Reflections Upon the Passing of Charlie Williams

Bay City Sound Technician Played a Pivotal Role in the Regional Music Scene

Posted In: Arts & Entertainment, ,   By: Matt deHeus

18th June, 2021     0

No one is prepared for the shock of the news of a friend’s untimely passing.  When word of the death of Charlie Williams began to spread last Tuesday that was certainly the case.  For his friends, family, and the people in this area’s music scene, the cycle of disbelief, grief and sorrow has roiled our worlds in the days since.

Many knew Charlie for his work as a sound technician who supported many of the artists working in this area.  This belied his total package of talent, as he was also a musician in his own right, a fact he sometimes revealed during sound check or troubleshooting when a band was on break.  While he easily could have had a spot in a gigging band if that’s what he wanted, it was the support roles that really allowed him to be himself. 

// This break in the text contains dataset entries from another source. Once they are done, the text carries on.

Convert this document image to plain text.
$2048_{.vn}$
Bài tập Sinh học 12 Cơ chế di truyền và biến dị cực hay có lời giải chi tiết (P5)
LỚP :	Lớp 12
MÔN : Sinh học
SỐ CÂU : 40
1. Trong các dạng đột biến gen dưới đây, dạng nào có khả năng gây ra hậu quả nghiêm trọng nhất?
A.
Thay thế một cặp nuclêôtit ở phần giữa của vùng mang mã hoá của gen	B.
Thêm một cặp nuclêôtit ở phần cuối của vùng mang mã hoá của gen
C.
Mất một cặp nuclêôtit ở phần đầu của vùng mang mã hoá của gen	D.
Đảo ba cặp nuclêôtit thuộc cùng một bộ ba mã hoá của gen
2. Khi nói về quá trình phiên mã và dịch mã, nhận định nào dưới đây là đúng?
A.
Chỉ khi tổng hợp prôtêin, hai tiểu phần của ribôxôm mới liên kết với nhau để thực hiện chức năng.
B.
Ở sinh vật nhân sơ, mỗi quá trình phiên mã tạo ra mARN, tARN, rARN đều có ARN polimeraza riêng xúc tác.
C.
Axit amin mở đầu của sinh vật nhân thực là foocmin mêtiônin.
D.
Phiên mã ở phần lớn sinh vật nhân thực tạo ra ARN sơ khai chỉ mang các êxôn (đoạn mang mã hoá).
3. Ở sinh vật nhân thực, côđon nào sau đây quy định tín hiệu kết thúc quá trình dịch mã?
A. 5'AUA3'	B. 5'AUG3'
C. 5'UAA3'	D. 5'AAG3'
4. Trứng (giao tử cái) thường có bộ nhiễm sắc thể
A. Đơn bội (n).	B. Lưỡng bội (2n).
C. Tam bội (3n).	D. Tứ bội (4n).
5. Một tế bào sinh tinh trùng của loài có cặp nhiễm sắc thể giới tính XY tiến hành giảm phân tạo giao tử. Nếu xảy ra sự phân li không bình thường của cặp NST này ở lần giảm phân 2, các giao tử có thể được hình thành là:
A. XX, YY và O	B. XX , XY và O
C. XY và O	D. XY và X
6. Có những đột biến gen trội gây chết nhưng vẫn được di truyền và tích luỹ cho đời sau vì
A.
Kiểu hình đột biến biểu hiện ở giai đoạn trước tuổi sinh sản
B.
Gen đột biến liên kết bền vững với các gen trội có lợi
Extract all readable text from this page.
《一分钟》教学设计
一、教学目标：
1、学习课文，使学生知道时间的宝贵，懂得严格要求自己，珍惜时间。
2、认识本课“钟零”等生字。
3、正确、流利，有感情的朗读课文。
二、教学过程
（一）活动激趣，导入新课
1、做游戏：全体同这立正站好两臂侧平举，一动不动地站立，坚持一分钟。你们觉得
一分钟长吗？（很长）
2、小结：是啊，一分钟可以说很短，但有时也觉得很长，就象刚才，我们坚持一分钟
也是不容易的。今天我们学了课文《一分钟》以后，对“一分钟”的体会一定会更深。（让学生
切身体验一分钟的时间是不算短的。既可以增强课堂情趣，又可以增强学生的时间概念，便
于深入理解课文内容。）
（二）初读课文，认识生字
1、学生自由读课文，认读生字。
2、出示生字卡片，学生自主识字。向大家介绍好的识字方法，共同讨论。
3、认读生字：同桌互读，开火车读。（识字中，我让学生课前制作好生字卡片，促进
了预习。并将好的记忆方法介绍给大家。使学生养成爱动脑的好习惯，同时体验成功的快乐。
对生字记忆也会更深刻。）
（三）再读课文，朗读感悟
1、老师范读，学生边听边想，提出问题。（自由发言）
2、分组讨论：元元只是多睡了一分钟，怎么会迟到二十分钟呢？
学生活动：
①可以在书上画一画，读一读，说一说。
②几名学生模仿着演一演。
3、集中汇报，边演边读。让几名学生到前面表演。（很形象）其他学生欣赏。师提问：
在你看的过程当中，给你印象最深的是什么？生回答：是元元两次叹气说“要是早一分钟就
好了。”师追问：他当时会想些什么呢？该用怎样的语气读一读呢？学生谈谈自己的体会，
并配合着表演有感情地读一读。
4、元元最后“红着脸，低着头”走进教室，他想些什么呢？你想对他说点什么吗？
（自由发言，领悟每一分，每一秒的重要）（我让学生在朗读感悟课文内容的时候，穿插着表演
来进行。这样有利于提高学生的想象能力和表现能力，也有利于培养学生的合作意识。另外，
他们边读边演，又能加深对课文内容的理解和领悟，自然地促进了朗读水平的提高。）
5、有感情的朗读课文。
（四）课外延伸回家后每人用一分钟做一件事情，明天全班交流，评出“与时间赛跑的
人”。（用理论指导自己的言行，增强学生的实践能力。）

Whether it was doing sound for a top shelf act like Barbarossa Brothers, or popping in to make that night’s band at Bemo’s sound just a little bit better, or stage managing an event like the Sunshine Daydream Festival – if you saw Charlie behind the board, that is when he was in his element and when he was at his best.

He was a hard worker.  He hustled when he was on the clock.  He was a gear head who could talk shop for hours.  He solved problems with a smile on his face. He was a good hang and a great friend. 

Known for his distinctive gravelly voice and one of the firmest handshakes in town, it was always great to run into Charlie because he made you feel good about yourself.  He wanted to know what you were working on, and he wanted you to be successful.  Just like he wanted your band to sound good, he wanted your show to be a success, your new song to catch on, or your new romance to make it. 

That last bit takes on added importance when you realize that Charlie and the people he supported were part of the local music scene. 

Let me be honest with you for a moment.  Most of us aren’t playing in bar bands because everything has gone the way we planned.  We all handle that fact differently, but we all rely on the encouragement of our peers to keep going.  And sometimes not just in music.

As I read tributes on social media over the last few days a lot of them included the phrase “I didn’t know him very well.”

Well, in another moment of honesty, those of us that did sometimes worried about Charlie.  He was not being singled out in this way.  The thing is, the same personality, talent and creativity that makes us entertaining to people also leaves many of us vulnerable, especially for people in the music world operating without much of a safety net in the event we are diagnosed with a horrible illness or encounter some other variety of tragedy.

It affects our ability to handle bad news.  Sometimes it gets poured into the art; sometimes it simply feels like it is all too much.  Talent comes with trade-offs. It does not come with a benefits package. These are likely some of the conditions that leave us where we are today.

It’s pretty common on social media to see posts where people cut and paste statements indicating that you can always call them and that they will always be there.   From personal experience I find such sentiments, at a minimum, to be gross exaggerations of how people act when you actually do reach out for help – or even when you don’t reach out.

Music and musicians are often described as circles and ours is broken right now, just like our hearts. 

I’m going to miss Charlie Williams. 

We will come to grips with this eventually, but it’ll never be the same around this town without him.

Rest In Peace, Love and Rock & Roll.